Not every music publication’s best-music list is as lame as Rolling Stone‘s, of course, but there is a certain familiarity and timidity in a whole lot of them. The kind of over-the-top poptimism that gives Taylor Swift a lot of bonus points for making an album that isn’t unlistenable and that a lot of people bought. Or the kind of inclusiveness that insists you need to count down 50 top albums of the year, which is to say mention a lot without really calling anything way better than anything else. I understand that a crap-ton of albums are released every year. But is a list of 50 a best-of, or is it an abridged chronology?

So here’s the SportsAlcohol.com music nerds to tell you what’s what. Rob, Marisa, Sara, Craig and I submitted fairly disparate Best Albums lists and rallied around a few top vote-getters to create our rock-solid top five. We’re pretty sure it’s the best one on the internet. So there’s nothing left to do but enjoy it. And then argue with us like we’re Rolling Stone.
Continue reading The Top Five Best Albums of 2014

TRACK MARKS BEST OF 2014: “Lights Out” by Angel Olsen

This week, SportsAlcohol.com writers are recounting the best music of 2014. Today’s Track Marks focus on individual songs from albums that didn’t make our collective top five, but did appear on our individual best-album ballots.

It took me awhile to get into Angel Olsen’s fantastic 2014 record Burn Your Fire For No Witness. This seems to be a pattern with me as I was late in discovering Waxahatchee last year, an artist who shares some surface DNA with Olsen. Both are lone females with shuddery but commanding voices and country-tinged compositions that seem to issue directly from the parts of the American South that rarely get visitors. To me, though, Olsen feels like the more risky, eccentric artist. Even after multiple listens to the album it’s impossible to predict from moment to moment what side of herself she’ll reveal next: brash and boot stomping, sinister and threatening, achy and longing. She could as easily back a bar fight as a slow dance.

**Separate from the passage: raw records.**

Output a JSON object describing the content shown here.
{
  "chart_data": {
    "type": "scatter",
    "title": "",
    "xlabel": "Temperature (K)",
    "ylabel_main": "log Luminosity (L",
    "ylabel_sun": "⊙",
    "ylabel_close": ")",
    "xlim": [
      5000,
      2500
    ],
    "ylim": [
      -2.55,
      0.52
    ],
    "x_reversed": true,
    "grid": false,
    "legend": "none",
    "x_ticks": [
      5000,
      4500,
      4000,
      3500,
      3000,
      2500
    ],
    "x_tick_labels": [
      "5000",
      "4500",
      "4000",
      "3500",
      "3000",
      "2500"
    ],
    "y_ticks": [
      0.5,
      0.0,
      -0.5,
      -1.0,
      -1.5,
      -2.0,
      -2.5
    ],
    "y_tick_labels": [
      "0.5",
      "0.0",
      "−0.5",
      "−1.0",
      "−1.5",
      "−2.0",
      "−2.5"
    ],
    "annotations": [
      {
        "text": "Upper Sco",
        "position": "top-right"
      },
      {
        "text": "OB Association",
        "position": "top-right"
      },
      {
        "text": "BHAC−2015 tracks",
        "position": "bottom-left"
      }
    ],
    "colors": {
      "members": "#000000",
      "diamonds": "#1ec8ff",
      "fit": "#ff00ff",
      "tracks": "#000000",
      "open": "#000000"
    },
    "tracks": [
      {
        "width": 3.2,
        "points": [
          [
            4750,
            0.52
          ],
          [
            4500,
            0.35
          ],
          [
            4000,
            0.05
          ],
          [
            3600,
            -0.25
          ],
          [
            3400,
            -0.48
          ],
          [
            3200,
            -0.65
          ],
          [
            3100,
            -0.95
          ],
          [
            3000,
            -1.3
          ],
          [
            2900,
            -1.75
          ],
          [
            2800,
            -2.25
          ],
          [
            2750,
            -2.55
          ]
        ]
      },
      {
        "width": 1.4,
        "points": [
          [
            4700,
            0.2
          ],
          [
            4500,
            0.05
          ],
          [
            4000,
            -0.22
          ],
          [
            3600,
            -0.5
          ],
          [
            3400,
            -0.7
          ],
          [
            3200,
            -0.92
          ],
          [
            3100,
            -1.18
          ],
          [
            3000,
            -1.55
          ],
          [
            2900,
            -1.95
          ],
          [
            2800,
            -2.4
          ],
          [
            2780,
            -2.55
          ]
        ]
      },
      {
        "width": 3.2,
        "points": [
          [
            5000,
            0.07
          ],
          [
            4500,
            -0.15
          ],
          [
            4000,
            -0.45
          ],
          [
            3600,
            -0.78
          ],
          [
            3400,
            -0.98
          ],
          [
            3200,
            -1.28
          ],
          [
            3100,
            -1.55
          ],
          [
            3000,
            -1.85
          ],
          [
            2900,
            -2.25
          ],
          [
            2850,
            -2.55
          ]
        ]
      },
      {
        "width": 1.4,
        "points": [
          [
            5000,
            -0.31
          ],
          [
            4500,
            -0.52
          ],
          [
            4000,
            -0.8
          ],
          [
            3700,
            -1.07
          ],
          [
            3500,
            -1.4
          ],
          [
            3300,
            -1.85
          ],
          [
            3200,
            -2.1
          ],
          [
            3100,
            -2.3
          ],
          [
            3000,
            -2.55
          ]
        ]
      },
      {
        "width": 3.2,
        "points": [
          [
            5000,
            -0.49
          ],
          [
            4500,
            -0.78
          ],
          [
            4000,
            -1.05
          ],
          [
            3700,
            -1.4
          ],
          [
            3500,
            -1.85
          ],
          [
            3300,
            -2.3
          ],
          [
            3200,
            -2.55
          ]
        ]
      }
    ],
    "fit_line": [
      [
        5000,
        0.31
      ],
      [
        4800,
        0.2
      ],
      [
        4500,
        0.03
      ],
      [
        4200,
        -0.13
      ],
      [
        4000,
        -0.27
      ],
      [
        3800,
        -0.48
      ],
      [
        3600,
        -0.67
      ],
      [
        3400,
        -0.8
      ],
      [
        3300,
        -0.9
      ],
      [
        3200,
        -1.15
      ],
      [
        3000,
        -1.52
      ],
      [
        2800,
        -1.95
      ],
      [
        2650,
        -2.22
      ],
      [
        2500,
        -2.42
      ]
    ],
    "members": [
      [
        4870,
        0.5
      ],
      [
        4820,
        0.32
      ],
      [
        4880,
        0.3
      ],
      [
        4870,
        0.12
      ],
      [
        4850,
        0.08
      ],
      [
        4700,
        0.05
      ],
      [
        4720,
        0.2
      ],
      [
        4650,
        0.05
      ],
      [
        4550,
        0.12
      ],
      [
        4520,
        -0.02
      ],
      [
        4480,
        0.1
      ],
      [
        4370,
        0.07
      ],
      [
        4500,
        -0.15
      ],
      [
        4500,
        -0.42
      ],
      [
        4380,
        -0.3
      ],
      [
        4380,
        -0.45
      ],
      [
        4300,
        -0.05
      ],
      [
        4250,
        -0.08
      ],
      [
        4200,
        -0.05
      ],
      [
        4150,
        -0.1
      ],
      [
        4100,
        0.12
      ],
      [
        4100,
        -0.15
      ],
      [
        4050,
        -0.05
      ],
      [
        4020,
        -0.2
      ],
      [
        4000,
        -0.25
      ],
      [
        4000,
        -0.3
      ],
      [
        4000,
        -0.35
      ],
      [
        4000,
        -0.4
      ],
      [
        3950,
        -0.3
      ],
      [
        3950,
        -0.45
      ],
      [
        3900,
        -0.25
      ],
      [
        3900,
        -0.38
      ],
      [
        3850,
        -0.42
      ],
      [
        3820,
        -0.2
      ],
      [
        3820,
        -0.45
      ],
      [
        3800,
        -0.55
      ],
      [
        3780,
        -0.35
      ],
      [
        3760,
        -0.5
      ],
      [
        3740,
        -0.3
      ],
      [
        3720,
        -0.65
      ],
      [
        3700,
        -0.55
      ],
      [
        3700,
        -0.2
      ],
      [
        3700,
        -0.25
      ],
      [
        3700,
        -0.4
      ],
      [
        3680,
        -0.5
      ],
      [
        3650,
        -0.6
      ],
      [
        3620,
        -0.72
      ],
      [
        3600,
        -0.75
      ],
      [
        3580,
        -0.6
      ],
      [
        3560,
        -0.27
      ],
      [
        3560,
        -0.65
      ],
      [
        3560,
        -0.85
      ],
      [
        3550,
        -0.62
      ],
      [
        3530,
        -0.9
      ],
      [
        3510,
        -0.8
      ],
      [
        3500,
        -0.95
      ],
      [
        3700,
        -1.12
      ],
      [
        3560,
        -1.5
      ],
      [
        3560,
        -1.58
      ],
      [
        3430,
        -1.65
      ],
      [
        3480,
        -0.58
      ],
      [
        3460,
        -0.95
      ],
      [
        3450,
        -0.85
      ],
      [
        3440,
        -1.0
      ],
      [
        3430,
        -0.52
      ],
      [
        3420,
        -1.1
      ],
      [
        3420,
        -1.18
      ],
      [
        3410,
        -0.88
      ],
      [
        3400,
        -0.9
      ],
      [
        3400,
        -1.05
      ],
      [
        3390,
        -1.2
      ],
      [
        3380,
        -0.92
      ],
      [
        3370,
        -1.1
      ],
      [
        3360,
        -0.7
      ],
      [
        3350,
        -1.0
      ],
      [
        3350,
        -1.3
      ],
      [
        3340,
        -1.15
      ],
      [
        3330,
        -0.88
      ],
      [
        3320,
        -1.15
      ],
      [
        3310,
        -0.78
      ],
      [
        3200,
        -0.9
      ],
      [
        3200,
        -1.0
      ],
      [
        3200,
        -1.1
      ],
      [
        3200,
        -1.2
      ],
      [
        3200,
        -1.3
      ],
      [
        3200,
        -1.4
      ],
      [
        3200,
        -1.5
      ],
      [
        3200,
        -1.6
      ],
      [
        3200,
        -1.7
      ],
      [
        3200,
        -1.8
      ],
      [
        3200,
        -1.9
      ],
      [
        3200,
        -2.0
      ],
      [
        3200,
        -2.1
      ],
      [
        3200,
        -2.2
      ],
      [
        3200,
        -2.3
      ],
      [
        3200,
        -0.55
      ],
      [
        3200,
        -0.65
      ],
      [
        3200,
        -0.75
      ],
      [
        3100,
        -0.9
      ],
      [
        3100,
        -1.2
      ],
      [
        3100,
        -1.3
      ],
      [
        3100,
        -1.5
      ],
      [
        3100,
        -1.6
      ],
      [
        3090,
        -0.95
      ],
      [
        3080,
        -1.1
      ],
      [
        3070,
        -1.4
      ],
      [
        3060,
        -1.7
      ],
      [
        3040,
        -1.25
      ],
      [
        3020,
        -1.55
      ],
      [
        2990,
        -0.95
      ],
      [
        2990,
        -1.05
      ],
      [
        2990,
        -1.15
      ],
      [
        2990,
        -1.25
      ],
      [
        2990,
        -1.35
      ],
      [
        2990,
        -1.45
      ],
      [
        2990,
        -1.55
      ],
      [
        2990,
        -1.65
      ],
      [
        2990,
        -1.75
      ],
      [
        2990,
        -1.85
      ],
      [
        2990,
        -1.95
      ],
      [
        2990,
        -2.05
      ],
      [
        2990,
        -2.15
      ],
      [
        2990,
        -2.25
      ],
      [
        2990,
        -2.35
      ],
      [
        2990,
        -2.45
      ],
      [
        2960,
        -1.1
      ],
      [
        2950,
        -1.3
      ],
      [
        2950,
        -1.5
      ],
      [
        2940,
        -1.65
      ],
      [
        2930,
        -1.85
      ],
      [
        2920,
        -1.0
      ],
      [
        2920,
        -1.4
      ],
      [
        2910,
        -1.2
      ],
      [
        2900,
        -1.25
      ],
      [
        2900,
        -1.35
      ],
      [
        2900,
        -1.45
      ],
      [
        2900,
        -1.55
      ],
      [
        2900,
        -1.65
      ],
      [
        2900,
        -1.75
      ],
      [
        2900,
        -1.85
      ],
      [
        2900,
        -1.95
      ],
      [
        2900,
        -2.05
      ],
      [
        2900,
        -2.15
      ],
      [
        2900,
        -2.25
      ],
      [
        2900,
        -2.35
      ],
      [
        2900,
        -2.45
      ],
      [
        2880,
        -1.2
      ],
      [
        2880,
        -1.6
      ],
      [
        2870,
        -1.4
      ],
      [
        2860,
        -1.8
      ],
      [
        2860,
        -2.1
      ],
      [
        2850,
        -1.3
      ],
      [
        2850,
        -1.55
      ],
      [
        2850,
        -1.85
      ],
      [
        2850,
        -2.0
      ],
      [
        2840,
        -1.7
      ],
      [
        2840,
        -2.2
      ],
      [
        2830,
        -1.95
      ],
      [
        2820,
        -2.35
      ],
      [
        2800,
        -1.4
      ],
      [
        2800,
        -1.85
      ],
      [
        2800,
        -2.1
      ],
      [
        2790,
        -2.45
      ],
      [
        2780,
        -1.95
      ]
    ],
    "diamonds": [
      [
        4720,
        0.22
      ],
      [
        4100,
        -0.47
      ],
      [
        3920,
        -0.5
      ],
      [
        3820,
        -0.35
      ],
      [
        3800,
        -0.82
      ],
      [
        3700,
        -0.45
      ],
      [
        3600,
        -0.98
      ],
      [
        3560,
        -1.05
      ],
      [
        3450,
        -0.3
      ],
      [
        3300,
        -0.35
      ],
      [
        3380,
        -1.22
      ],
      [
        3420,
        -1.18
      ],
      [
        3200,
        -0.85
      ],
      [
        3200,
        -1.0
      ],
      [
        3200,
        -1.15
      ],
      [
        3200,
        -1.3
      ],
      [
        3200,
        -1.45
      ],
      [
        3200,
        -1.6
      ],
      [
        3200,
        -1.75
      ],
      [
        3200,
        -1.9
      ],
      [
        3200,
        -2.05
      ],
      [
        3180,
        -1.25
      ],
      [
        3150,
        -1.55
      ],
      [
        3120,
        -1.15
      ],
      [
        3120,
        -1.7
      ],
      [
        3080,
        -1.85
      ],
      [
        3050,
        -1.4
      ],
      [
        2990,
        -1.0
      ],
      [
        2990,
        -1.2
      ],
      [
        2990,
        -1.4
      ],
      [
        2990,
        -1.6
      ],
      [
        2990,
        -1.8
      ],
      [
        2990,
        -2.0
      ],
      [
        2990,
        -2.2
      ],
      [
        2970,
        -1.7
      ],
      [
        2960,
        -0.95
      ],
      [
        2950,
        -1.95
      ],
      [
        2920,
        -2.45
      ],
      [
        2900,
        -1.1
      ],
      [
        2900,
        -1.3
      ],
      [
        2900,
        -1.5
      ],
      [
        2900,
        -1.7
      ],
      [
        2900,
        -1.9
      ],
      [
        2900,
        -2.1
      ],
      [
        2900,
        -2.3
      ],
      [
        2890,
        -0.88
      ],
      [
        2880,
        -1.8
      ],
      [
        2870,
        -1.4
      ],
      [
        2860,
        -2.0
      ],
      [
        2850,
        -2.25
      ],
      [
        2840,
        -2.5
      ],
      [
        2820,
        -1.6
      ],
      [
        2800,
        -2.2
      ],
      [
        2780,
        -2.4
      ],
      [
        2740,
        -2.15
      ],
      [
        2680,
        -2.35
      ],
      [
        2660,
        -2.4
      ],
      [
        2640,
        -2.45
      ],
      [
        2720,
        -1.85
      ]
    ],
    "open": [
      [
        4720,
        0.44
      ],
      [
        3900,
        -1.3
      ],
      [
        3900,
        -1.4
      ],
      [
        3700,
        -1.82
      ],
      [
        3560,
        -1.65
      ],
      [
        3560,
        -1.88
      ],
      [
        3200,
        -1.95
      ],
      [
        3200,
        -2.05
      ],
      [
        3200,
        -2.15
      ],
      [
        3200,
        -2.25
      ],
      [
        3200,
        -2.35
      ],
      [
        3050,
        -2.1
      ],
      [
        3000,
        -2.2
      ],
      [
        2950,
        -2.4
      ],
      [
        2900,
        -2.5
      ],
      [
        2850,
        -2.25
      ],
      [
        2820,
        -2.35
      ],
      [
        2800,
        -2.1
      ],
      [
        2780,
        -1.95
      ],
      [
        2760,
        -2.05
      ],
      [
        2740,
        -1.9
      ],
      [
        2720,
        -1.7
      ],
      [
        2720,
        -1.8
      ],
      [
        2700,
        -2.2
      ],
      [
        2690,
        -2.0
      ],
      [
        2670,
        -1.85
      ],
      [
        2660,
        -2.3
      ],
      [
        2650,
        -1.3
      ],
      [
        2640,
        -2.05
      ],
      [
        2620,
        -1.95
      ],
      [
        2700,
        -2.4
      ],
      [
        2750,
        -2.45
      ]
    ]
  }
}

“Lights Out” finds her in torch singer mode. It hits at the mid-point of the album and at first seems like something of a comedown before she’ll rev up again in the back half. It starts with a simple guitar line and drum beat, Olsen warbling to an indecisive lover, “If you don’t feel good about it then turn around. If you really mean it baby then stand your ground.” There’s resignation in her voice but also a whiff of impatience. Olsen has spent much of the record grappling with loneliness but she also knows indifference is no substitute for love. The song builds with each verse, adding texture and volume until it bursts open in a moment of fist pumping conviction: “No one’s gonna see your life through, there’s no way.” If Olsen’s voice sometimes sounds like a candle on the verge of going out, this is her as the fire about to consume the house. The torch she’s carrying turns out to be for herself.